La NBM si pone nell’intersezione tra anamnesi personale, contesto storico e panorama socio-culturale, quindi  non rappresenta un approccio uguale per tutti, come accade invece per la biomedicina ma può e deve essere declinata in modo diverso a seconda del contesto. Apprezzare la natura narrativa dell’esperienza di malattia e di cura  e gli aspetti intuitivi e soggettivi della competenza clinica non implica il rigetto della biomedicina. Inoltre, una sana Evidence Based practice presuppone un paradigma interpretativo nel quale si incontrano il paziente ed il medico, con le loro biografie.

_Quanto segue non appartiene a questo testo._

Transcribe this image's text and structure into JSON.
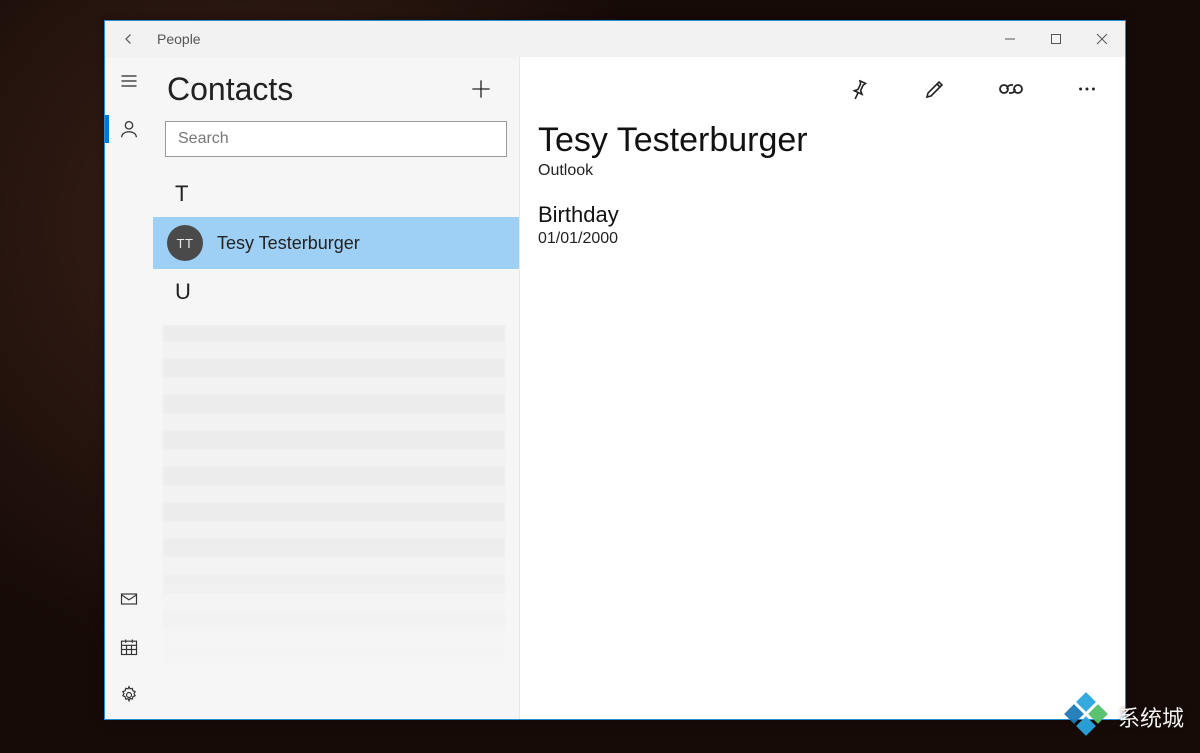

La NBM potrebbe dunque rappresentare un ponte, capace di mettere in relazione i professionisti della salute con i pazienti, i colleghi e la società e forse di rendere meno ostile l’opinione pubblica verso chi lavora quotidianamente in questo delicato settore.

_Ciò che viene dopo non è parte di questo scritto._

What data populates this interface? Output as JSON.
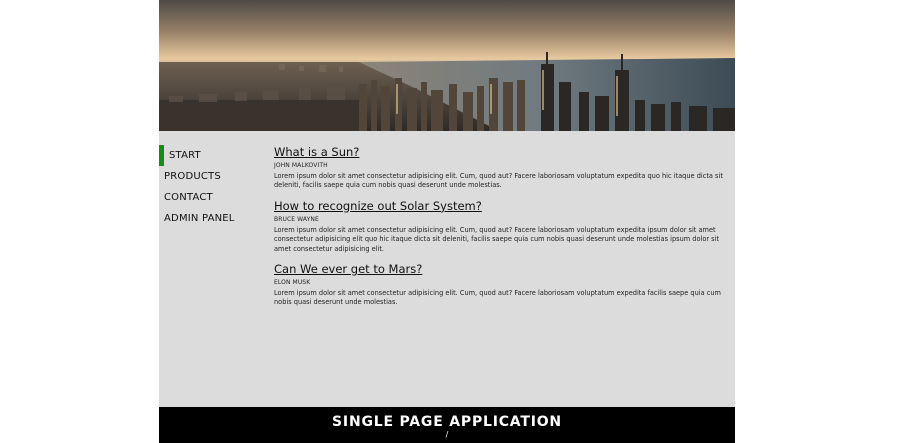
{
  "header": {
    "image": "city-skyline-image"
  },
  "sidebar": {
    "items": [
      {
        "label": "START",
        "active": true
      },
      {
        "label": "PRODUCTS",
        "active": false
      },
      {
        "label": "CONTACT",
        "active": false
      },
      {
        "label": "ADMIN PANEL",
        "active": false
      }
    ]
  },
  "articles": [
    {
      "title": "What is a Sun?",
      "author": "JOHN MALKOVITH",
      "body": "Lorem ipsum dolor sit amet consectetur adipisicing elit. Cum, quod aut? Facere laboriosam voluptatum expedita quo hic itaque dicta sit deleniti, facilis saepe quia cum nobis quasi deserunt unde molestias."
    },
    {
      "title": "How to recognize out Solar System?",
      "author": "BRUCE WAYNE",
      "body": "Lorem ipsum dolor sit amet consectetur adipisicing elit. Cum, quod aut? Facere laboriosam voluptatum expedita ipsum dolor sit amet consectetur adipisicing elit quo hic itaque dicta sit deleniti, facilis saepe quia cum nobis quasi deserunt unde molestias ipsum dolor sit amet consectetur adipisicing elit."
    },
    {
      "title": "Can We ever get to Mars?",
      "author": "ELON MUSK",
      "body": "Lorem ipsum dolor sit amet consectetur adipisicing elit. Cum, quod aut? Facere laboriosam voluptatum expedita facilis saepe quia cum nobis quasi deserunt unde molestias."
    }
  ],
  "footer": {
    "title": "SINGLE PAGE APPLICATION",
    "path": "/"
  },
  "colors": {
    "page_background": "#dcdcdc",
    "active_indicator": "#1a8a1a",
    "footer_background": "#000000"
  }
}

Per tornare alla nostra introduzione, Henry Troyat primo biografo di Anton Čechov si configura come parte della storia, come poi la storia entrò a fare parte di lui, e in questi passi viene assegnata alla relazione medico-paziente un’immensa importanza pratica e simbolica. Levinas dice «The doctor is an a priori principle of human mortality. Death approaches in the fear of someone, and hopes in someone» ma in questo caso va rilevato che l’armonia di franchezza e tatto è una precisa scelta di non sopraffare il lettore né con l’ipocrisia né con la verità ad ogni costo.

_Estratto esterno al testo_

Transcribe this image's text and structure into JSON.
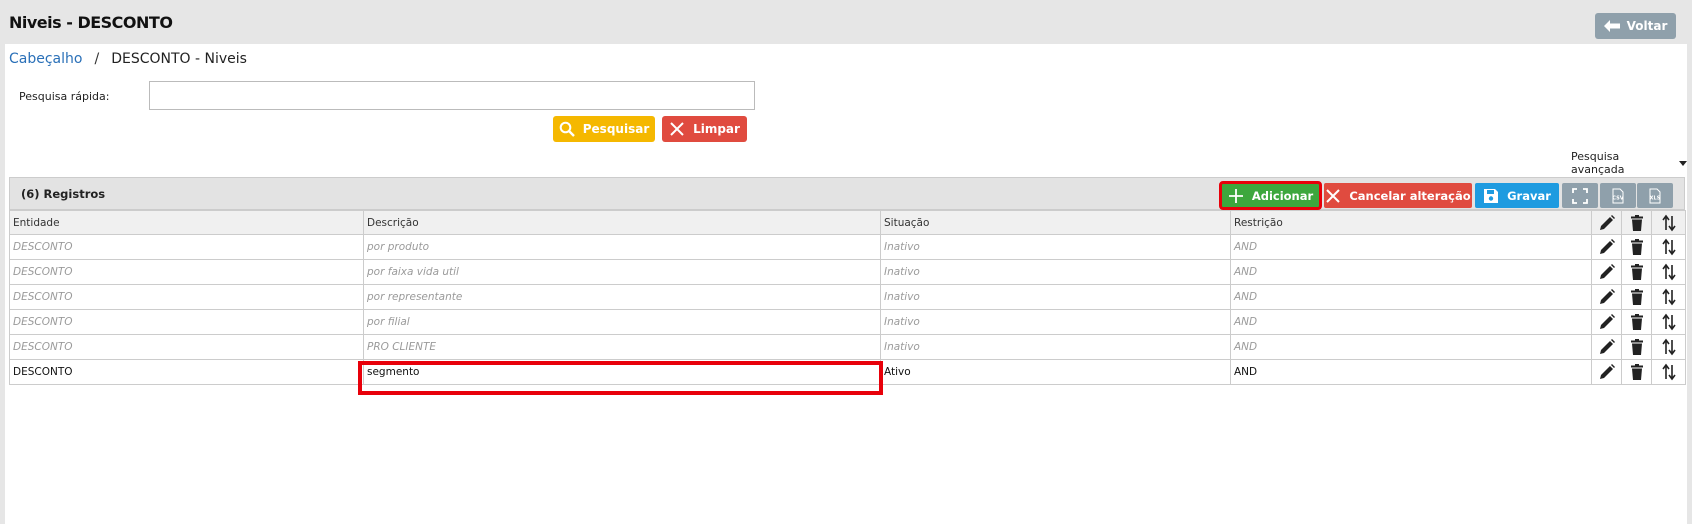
{
  "header": {
    "title": "Niveis - DESCONTO",
    "back_label": "Voltar"
  },
  "breadcrumb": {
    "link": "Cabeçalho",
    "separator": "/",
    "current": "DESCONTO - Niveis"
  },
  "search": {
    "label": "Pesquisa rápida:",
    "value": "",
    "search_button": "Pesquisar",
    "clear_button": "Limpar",
    "advanced_label": "Pesquisa avançada"
  },
  "grid": {
    "records_label": "(6) Registros",
    "toolbar": {
      "add": "Adicionar",
      "cancel": "Cancelar alteração",
      "save": "Gravar"
    },
    "columns": [
      "Entidade",
      "Descrição",
      "Situação",
      "Restrição"
    ],
    "rows": [
      {
        "entidade": "DESCONTO",
        "descricao": "por produto",
        "situacao": "Inativo",
        "restricao": "AND"
      },
      {
        "entidade": "DESCONTO",
        "descricao": "por faixa vida util",
        "situacao": "Inativo",
        "restricao": "AND"
      },
      {
        "entidade": "DESCONTO",
        "descricao": "por representante",
        "situacao": "Inativo",
        "restricao": "AND"
      },
      {
        "entidade": "DESCONTO",
        "descricao": "por filial",
        "situacao": "Inativo",
        "restricao": "AND"
      },
      {
        "entidade": "DESCONTO",
        "descricao": "PRO CLIENTE",
        "situacao": "Inativo",
        "restricao": "AND"
      },
      {
        "entidade": "DESCONTO",
        "descricao": "segmento",
        "situacao": "Ativo",
        "restricao": "AND"
      }
    ]
  },
  "colors": {
    "accent_blue": "#1e9be0",
    "add_green": "#3da73d",
    "danger_red": "#e04b3f",
    "search_yellow": "#f5b800",
    "highlight_red": "#e8000a"
  }
}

Il punto di vista esterno è lo sguardo di uno spettatore che è anche attore, è un incrociarsi sospesi tra realtà interiore e realtà esteriore. Non importa quindi quanto quella medicina avesse avuto successo oppure no e lo sviluppo della NBM deve essere compreso in un approccio patient-centered che porta dunque il paziente a ridiventare il soggetto della medicina. La narrazione di questa malattia, di questo ultimissimo tratto di vita, ci dice non solo del caso medico specifico, ma sulla realtà ultima e più autentica di vita o morte del paziente. Infatti quando narriamo diamo significato alla sequenza di eventi che compongono il racconto e rendiamo esplicito il significato che vi attribuiamo e l’aver riportato quel breve passo in introduzione non è assolutamente un omaggio all’autore, ma una dimostrazione di come la storia della persona sia indispensabile per la comprensione degli atteggiamenti e delle scelte di fronte alla malattia. Sarà quindi possibile spiegare anche la scelta di come morire e il racconto delle ultime ore è emblematico: nessuna retorica, nessun paternalismo. Il contegno dell’uomo Čechov è l’abito di un’eleganza costante nel tempo e mai artificiosa, è un misto di animazione febbrile e di rassegnazione, di implacabilità analitica e d’ironica smorzatura. Lui non ha ceduto né al lamento né allo stoicismo per compensare la sofferenza.
Il valore di quanto narrato per chi legge, medico o potenziale paziente che sia va di pari passo con l’utilizzo delle storie di malattia per contribuire all’umanizzazione, al miglioramento della qualità delle cure e dell’appropriatezza dei percorsi di assistenza ai pazienti.